By Chito Chavez
The Department of the Interior and Local Government (DILG) on Saturday vowed to file charges against barangay chairmen or local chief executives (LCE) caught splitting the Social Amelioration Program (SAP) cash grants intended for single households among two or more families.
In an interview, DILG Undersecretary and Spokesperson Jonathan Malaya issued the warning after receiving reports that some barangay heads were splitting up the SAP cash subsidies.
“‘Yan po ay ipinagbabawal sa batas at puwede silang masuspindi at makulong pa kung ginawa nila,” Malaya said.
(That is prohibited under the law and they can be suspended or imprisoned if they are indeed doing that.)
Following these reports, Malaya encouraged the public to report the LCE who split up the financial assistance to the DILG desks in the municipal, provincial, and regional offices.
To provide assistance to the needy, Malaya said the government had formulated the right solution that will provide SAP subsidies to an additional five million poorest families who were excluded from the initial batch of recipients.

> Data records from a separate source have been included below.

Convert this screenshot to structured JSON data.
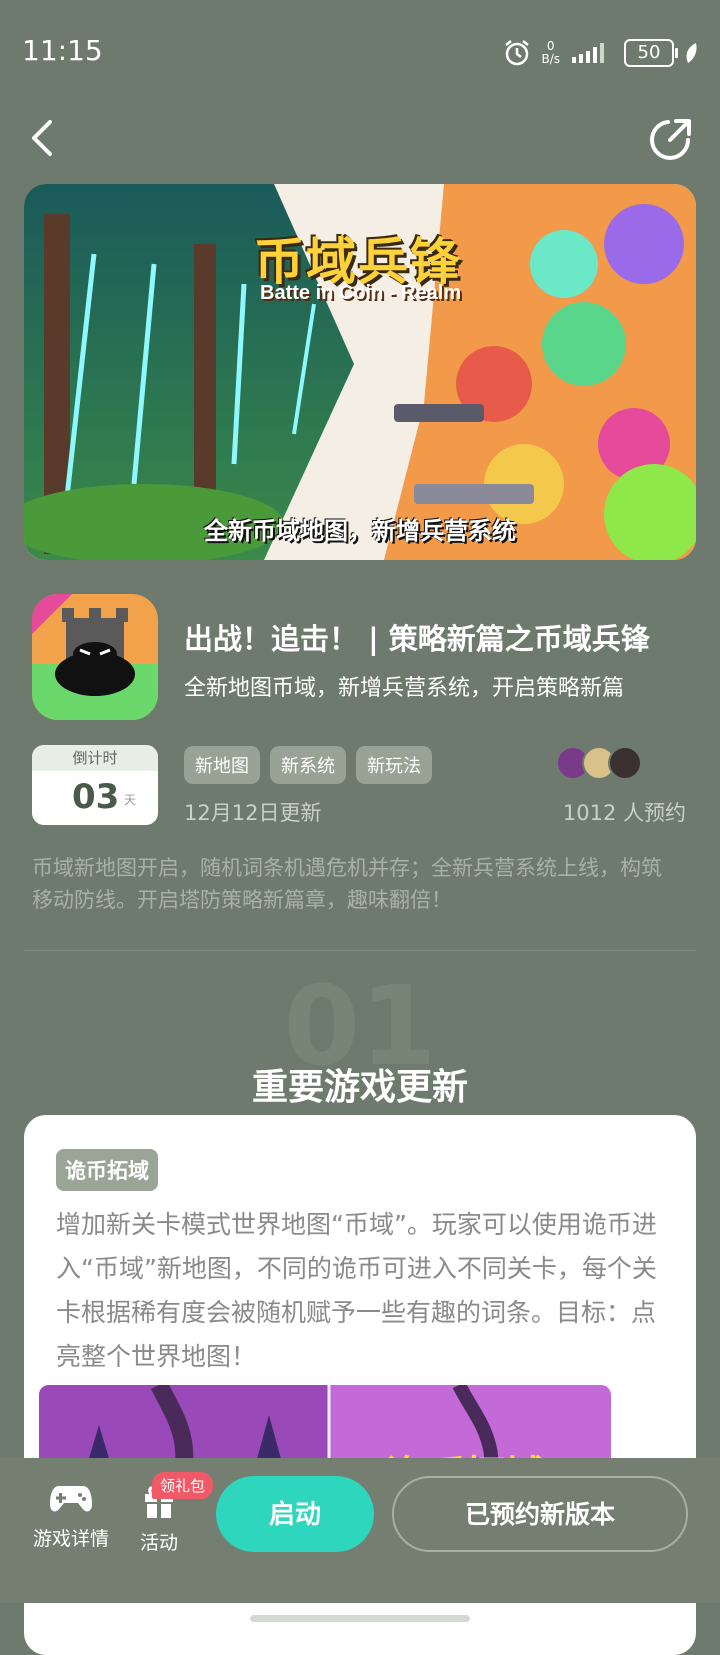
{
  "status": {
    "time": "11:15",
    "net_speed_value": "0",
    "net_speed_unit": "B/s",
    "battery": "50",
    "icons": [
      "alarm-icon",
      "signal-icon",
      "battery-icon",
      "leaf-icon"
    ]
  },
  "nav": {
    "back_icon": "chevron-left-icon",
    "share_icon": "share-icon"
  },
  "banner": {
    "title": "币域兵锋",
    "subtitle": "Batte in Coin - Realm",
    "caption": "全新币域地图，新增兵营系统"
  },
  "game": {
    "title": "出战！追击！ | 策略新篇之币域兵锋",
    "subtitle": "全新地图币域，新增兵营系统，开启策略新篇"
  },
  "countdown": {
    "label": "倒计时",
    "value": "03",
    "unit": "天"
  },
  "tags": [
    "新地图",
    "新系统",
    "新玩法"
  ],
  "update_date": "12月12日更新",
  "reserve_count": "1012 人预约",
  "description": "币域新地图开启，随机词条机遇危机并存；全新兵营系统上线，构筑移动防线。开启塔防策略新篇章，趣味翻倍！",
  "section": {
    "number": "01",
    "title": "重要游戏更新"
  },
  "card": {
    "tag": "诡币拓域",
    "text": "增加新关卡模式世界地图“币域”。玩家可以使用诡币进入“币域”新地图，不同的诡币可进入不同关卡，每个关卡根据稀有度会被随机赋予一些有趣的词条。目标：点亮整个世界地图！",
    "image_title": "诡币拓域"
  },
  "bottom": {
    "details_label": "游戏详情",
    "activity_label": "活动",
    "gift_badge": "领礼包",
    "launch_label": "启动",
    "reserved_label": "已预约新版本"
  },
  "colors": {
    "background": "#6e7a6d",
    "accent": "#2fd6be",
    "badge": "#f05a66",
    "tag": "#98a396"
  }
}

Initially, Malaya said the 18 million poorest among the poor families have received or stand to get between P5,000 to P8,000 from the national government.
He added that the seven-day extension given by the DILG to LGUs to distribute the subsidies from the first tranche of SAP cash aid has prompted the LGUs to speed up the distribution.
Malaya added that no more requests of extension from the LGUs in the distribution of cash grants will be entertained, and that LGUs that fail to meet the target deadline will be issued show-cause orders.
Quezon City, the largest and most populous city in Metro Manila, has sought a 25-day extension for the SAP aid distribution.
The government has also announced that they will add five million more families to the initial 18 million households to receive subsidies from the SAP’s first tranche.